CARES ACT EXTENSIONS AND PROVISIONS

Cares act extensions and provisions. Educator expenses for protective equipment. The bill requires the Treasury to issue regulations or other guidance providing that the cost of personal protective equipment and  other supplies used for the prevention of the spread of COVID-19 is treated as an eligible expense for purposes of Sec. 62(a)(2)(D)(2). Money purchase pension plans: The CARES Act temporarily allows individuals to make penalty free withdrawals from certain retirement plans for coronavirus related expenses, permits taxpayers to pay the associated tax over three years, allows taxpayers to recontribute withdrawn funds, and increases the allowed limits on retirement plan loans. The bill adds money purchase pension plans to the retirement plans qualifying for these temporary rules. The provision applies retroactively as if included in Section 2202 of the CARES Act. Cares act extensions and provisions.

Farmer Net Operating Loss Carry backs: The bill allows farmers who elected a two year net operating loss (NOL) carry back prior to the CARES ACT to elect to retain that two year carry back rather than claim the five year carry back provided in the CARES Act.

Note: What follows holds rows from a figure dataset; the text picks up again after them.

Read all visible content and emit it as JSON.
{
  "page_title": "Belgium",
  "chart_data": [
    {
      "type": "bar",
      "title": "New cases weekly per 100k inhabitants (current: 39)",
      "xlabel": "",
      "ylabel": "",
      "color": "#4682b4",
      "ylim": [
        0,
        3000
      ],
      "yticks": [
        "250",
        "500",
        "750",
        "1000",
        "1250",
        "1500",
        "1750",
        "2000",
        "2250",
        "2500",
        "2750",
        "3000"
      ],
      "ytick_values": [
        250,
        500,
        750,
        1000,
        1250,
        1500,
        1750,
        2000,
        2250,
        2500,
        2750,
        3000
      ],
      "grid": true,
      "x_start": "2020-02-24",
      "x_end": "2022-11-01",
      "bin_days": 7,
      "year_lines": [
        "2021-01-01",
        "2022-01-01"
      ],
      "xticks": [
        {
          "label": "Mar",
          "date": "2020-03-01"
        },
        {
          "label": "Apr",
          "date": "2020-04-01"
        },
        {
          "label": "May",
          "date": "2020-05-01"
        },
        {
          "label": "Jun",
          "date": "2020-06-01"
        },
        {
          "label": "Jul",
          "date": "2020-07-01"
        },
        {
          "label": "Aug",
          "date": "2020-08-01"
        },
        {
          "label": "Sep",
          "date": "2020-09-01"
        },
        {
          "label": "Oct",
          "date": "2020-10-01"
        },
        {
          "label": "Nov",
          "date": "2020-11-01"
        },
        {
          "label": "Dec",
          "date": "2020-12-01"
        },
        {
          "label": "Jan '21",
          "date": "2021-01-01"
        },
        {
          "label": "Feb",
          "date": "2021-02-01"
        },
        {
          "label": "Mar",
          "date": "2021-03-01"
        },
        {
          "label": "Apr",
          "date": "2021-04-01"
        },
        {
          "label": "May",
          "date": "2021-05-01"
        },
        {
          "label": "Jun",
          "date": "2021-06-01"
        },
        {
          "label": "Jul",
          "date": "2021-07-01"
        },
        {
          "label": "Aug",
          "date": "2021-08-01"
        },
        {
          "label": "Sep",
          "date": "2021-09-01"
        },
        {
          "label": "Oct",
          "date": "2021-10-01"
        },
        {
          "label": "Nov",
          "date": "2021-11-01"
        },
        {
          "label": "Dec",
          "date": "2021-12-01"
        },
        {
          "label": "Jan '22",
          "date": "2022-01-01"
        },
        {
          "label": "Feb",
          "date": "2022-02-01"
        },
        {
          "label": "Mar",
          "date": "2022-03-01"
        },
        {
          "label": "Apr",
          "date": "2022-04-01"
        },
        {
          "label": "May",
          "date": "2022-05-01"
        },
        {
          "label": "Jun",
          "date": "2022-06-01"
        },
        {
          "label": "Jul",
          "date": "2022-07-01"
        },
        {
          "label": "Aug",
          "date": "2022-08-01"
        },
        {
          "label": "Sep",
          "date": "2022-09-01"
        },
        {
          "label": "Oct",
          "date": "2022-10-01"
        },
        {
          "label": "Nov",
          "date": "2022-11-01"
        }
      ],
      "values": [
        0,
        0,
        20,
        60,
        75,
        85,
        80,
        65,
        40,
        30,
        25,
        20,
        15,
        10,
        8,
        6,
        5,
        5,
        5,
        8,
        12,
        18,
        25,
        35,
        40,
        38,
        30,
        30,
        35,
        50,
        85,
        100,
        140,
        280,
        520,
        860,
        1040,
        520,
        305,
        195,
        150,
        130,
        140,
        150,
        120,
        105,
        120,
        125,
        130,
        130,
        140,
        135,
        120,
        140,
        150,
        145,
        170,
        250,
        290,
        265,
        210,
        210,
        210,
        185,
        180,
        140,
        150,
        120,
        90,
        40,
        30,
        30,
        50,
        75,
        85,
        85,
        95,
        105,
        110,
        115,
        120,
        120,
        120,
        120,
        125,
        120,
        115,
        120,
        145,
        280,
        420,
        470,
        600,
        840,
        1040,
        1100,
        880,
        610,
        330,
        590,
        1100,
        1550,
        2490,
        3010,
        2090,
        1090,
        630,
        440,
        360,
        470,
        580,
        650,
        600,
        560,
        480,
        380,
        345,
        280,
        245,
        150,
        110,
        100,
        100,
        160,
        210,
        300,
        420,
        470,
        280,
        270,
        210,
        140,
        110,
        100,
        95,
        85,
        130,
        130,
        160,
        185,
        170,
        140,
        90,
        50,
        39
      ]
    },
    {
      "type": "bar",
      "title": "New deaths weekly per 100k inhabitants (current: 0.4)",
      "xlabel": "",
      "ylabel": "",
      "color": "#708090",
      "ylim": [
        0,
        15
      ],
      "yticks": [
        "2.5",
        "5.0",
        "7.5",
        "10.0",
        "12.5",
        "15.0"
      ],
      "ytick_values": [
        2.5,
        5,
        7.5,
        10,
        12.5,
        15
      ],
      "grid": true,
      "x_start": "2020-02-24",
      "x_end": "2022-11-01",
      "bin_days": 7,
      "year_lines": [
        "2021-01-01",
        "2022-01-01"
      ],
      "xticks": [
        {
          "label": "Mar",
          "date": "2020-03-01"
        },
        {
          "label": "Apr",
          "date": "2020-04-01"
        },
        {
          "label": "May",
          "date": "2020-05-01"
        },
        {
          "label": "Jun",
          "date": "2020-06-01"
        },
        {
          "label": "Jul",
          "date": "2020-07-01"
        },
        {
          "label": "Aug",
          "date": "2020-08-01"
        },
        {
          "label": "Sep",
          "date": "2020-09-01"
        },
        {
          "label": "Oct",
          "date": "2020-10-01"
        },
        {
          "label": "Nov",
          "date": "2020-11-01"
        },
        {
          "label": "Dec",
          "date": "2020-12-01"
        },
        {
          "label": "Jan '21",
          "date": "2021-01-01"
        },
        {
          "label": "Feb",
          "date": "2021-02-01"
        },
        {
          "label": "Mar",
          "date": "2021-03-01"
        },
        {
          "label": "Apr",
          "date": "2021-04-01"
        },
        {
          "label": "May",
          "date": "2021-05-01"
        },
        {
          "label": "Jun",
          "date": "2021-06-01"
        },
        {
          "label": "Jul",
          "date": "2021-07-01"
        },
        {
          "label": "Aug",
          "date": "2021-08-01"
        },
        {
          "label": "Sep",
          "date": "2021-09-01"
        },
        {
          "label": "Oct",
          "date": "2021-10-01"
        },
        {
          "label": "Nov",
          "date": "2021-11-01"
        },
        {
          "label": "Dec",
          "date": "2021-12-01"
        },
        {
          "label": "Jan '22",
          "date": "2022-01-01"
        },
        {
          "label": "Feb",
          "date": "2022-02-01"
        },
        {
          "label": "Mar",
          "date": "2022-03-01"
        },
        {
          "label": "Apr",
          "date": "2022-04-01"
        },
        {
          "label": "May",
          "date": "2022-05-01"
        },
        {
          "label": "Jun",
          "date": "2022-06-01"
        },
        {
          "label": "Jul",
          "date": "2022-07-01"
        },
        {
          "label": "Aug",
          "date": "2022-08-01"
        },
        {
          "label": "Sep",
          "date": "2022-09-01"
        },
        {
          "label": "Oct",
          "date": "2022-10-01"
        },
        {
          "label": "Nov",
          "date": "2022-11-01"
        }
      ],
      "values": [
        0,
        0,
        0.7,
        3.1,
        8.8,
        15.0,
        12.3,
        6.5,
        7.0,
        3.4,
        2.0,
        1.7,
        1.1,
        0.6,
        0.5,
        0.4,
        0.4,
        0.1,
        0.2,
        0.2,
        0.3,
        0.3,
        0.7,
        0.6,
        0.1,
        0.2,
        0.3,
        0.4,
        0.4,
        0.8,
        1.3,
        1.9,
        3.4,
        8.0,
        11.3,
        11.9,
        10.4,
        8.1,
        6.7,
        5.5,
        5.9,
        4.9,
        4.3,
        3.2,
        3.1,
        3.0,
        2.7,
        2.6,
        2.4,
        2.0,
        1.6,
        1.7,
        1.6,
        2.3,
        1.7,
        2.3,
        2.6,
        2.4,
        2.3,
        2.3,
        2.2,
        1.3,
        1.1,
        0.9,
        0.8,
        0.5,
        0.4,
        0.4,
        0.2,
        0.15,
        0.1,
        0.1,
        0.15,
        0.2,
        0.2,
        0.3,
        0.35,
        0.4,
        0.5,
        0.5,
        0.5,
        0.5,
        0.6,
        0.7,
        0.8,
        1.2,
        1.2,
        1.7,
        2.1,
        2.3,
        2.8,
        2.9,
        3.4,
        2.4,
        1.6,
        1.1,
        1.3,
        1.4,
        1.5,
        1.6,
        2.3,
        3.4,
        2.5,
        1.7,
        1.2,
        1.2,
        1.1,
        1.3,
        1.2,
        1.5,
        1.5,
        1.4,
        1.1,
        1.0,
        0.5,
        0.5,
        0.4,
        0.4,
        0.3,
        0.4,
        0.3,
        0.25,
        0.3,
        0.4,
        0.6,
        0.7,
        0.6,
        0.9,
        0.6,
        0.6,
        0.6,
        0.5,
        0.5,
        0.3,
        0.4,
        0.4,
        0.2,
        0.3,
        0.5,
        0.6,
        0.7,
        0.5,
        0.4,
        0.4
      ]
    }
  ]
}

This section also allows farmers who previously waived an election to carry back an NOL to revoke the waiver. Payroll Tax Credits: The bill extends the refundable payroll tax credits for paid sick and family leave, enacted in the Families First Coronavirus Response Act, P.L. 116-127, through the end of March 2021. It also modifies the payroll tax credits so that they apply as if the corresponding employer mandates were extended through March 31, 2021. The bill also allows individuals to elect to use their average daily self-employment income form 2019 rather than 2020 to compute the credit.

Deferral of employees portion of payroll tax: In August, Trump issued a memorandum allowing employers to defer with withholding, deposit and payment of the employee portion of the tax from September 1st, 2020, through December 31st, 2020. Many employers didn’t do it, fearing a tax liability and the need for IRS Tax Resolution.